Workers irrelevant to Action Plan Man

Aodhán Ó Ríordáin TD
07 February 2018

Commenting on the 2018 Action Plan for Education, Labour Education spokesperson, Senator Aodhán Ó Ríordáin, has said that Minister Bruton’s latest Action Plan doesn’t take education staff into account.

Senator Ó Ríordáin said:

“The 2018 Action Plan for Education has many fine ideas such as implementing a foreign language strategy, introducing computer science in schools and initiatives to promote STEM in schools. Without an adequate supply of teachers across all subjects that’s all these initiatives will be – ideas.

“Reports released last month show that there has been a 62 per cent drop in those applying for teaching training courses. If the Taoiseach and the Minister for Education truly want Ireland to have the best education system in Europe, then they need excellent motivated teachers.

“In this year’s Action Plan for Education, Minister Bruton has emphasised that subjects such as Computer Science and foreign languages like Mandarin Chinese are to come on stream. While this is welcome, how is the Minister supposed to attract these highly-skilled graduates at a time when it is difficult to fill posts for more traditional subjects?

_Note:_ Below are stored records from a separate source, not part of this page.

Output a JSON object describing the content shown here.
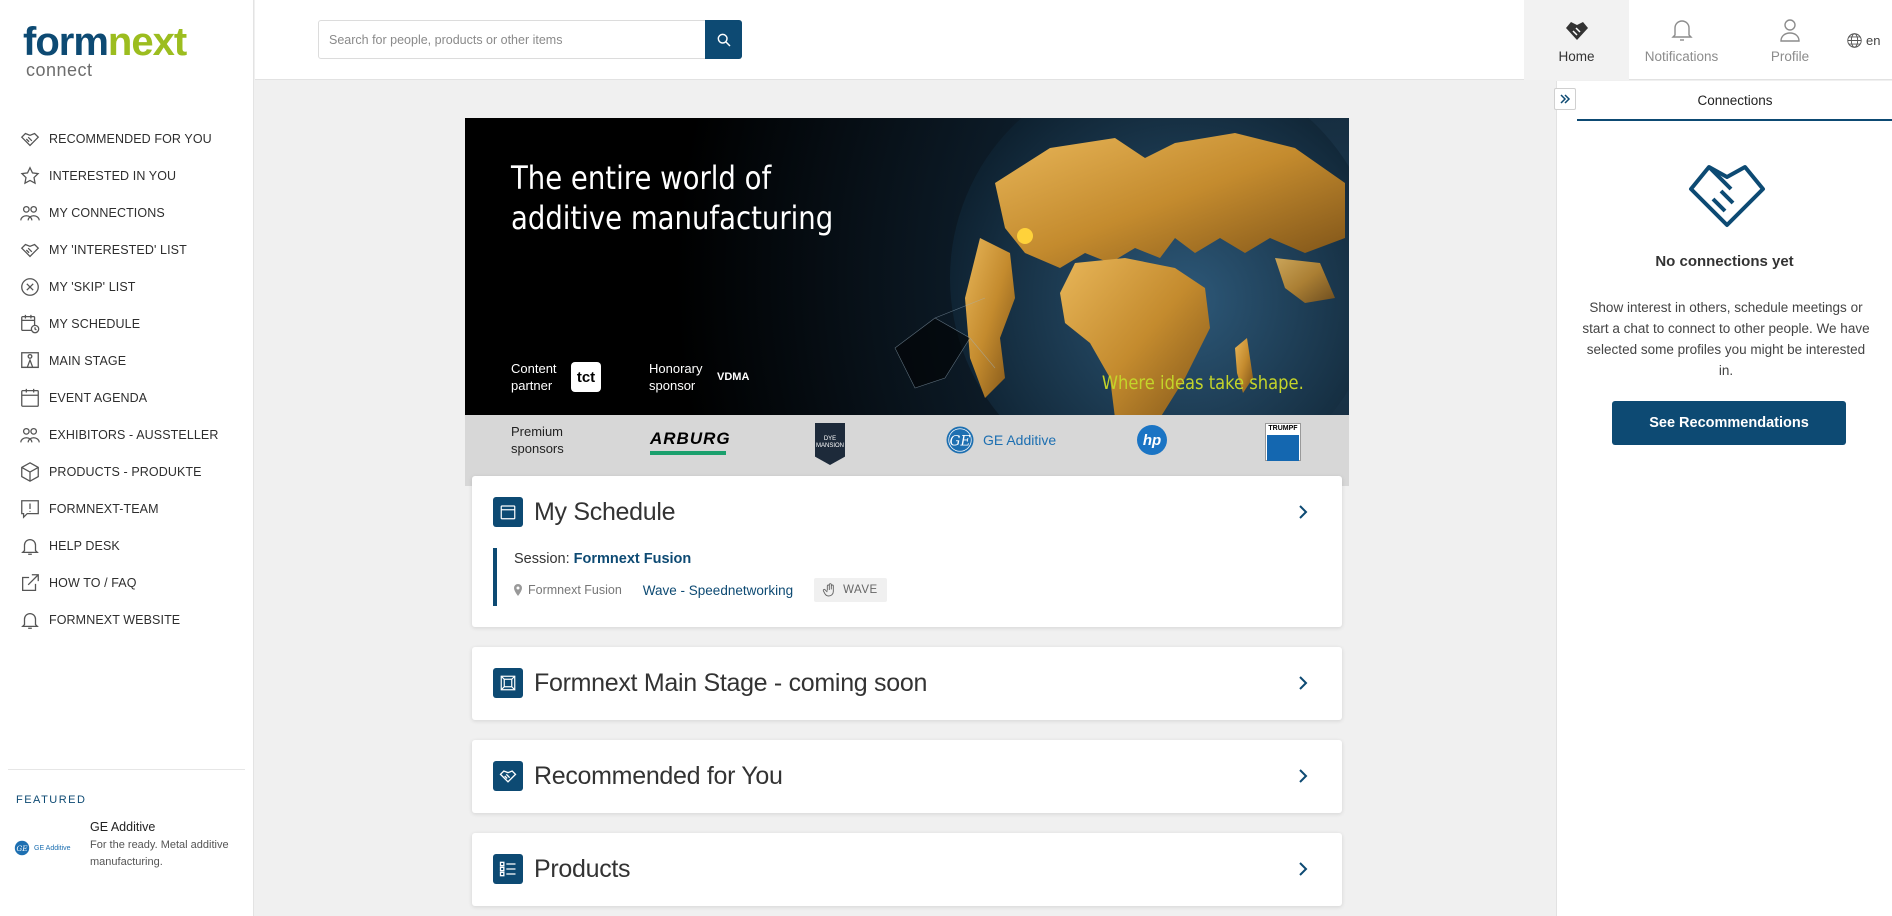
{
  "app": {
    "logo_primary_a": "form",
    "logo_primary_b": "next",
    "logo_secondary": "connect"
  },
  "sidebar": {
    "items": [
      {
        "label": "RECOMMENDED FOR YOU",
        "icon": "handshake-icon"
      },
      {
        "label": "INTERESTED IN YOU",
        "icon": "star-icon"
      },
      {
        "label": "MY CONNECTIONS",
        "icon": "people-icon"
      },
      {
        "label": "MY 'INTERESTED' LIST",
        "icon": "handshake-icon"
      },
      {
        "label": "MY 'SKIP' LIST",
        "icon": "x-circle-icon"
      },
      {
        "label": "MY SCHEDULE",
        "icon": "calendar-clock-icon"
      },
      {
        "label": "MAIN STAGE",
        "icon": "stage-icon"
      },
      {
        "label": "EVENT AGENDA",
        "icon": "calendar-icon"
      },
      {
        "label": "EXHIBITORS - AUSSTELLER",
        "icon": "people-icon"
      },
      {
        "label": "PRODUCTS - PRODUKTE",
        "icon": "box-icon"
      },
      {
        "label": "FORMNEXT-TEAM",
        "icon": "alert-chat-icon"
      },
      {
        "label": "HELP DESK",
        "icon": "bell-icon"
      },
      {
        "label": "HOW TO / FAQ",
        "icon": "external-link-icon"
      },
      {
        "label": "FORMNEXT WEBSITE",
        "icon": "bell-icon"
      }
    ],
    "featured": {
      "title": "FEATURED",
      "logo_text": "GE Additive",
      "name": "GE Additive",
      "description": "For the ready. Metal additive manufacturing."
    }
  },
  "header": {
    "search_placeholder": "Search for people, products or other items",
    "nav": {
      "home": "Home",
      "notifications": "Notifications",
      "profile": "Profile",
      "language": "en"
    }
  },
  "banner": {
    "headline_line1": "The entire world of",
    "headline_line2": "additive manufacturing",
    "content_partner_label": "Content partner",
    "content_partner_logo": "tct",
    "honorary_sponsor_label": "Honorary sponsor",
    "honorary_sponsor_logo": "VDMA",
    "tagline": "Where ideas take shape.",
    "premium_sponsors_label": "Premium sponsors",
    "sponsors": {
      "arburg": "ARBURG",
      "dyemansion": "DYE MANSION",
      "ge": "GE Additive",
      "trumpf": "TRUMPF"
    }
  },
  "cards": {
    "schedule": {
      "title": "My Schedule",
      "session_prefix": "Session:",
      "session_name": "Formnext Fusion",
      "location": "Formnext Fusion",
      "session_link": "Wave - Speednetworking",
      "tag": "WAVE"
    },
    "main_stage": {
      "title": "Formnext Main Stage - coming soon"
    },
    "recommended": {
      "title": "Recommended for You"
    },
    "products": {
      "title": "Products"
    }
  },
  "right_panel": {
    "tab": "Connections",
    "empty_title": "No connections yet",
    "empty_desc": "Show interest in others, schedule meetings or start a chat to connect to other people. We have selected some profiles you might be interested in.",
    "button": "See Recommendations"
  },
  "colors": {
    "brand_blue": "#0d4a73",
    "brand_green": "#9cbd1f",
    "tagline_green": "#c4d42a"
  }
}
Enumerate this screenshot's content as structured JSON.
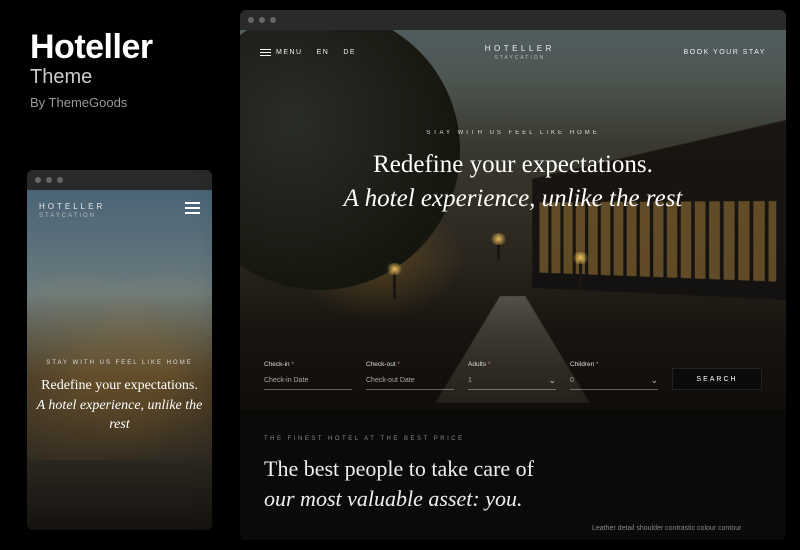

“We can’t continue to have a situation where newly qualified teachers feel they have no choice but to travel abroad for decent pay and conditions. Or when the Minister blames career breaks for his own failures.

“As the Minister for Action Plans, it is time Minister Bruton produced a road map for pay equalisation for new teachers. The Minister for Education is almost two years in office, in that time he has produced no roadmap and refuses to accept the principle of equality of pay. Last year, the government negotiated a pay deal which ignored the issue, leading to the outright rejection of a pay deal by the INTO for the first time in their history.

“What is extremely surprising about the Minister’s latest Action Plan, is that the Minister does not go into detail as to how his Department intend to ensure that SNA allocations are provided to schools in a before the end of Q4. Special Needs Assistants have balloted to take industrial action unless they are provided with their school allocations before the end of the summer term. Ireland has close to 14,000 SNAs working in our schools system, who provide essential support for some of the most vulnerable children in our classrooms. Special Needs Assistants are not just fillers in our school system- they play a fundamental and crucial role, and it is high time the Department of Education treated them accordingly.

“Maybe for his next Action Plan, the Minister might consider the workers who he expects to carry out the work involved in these plans.”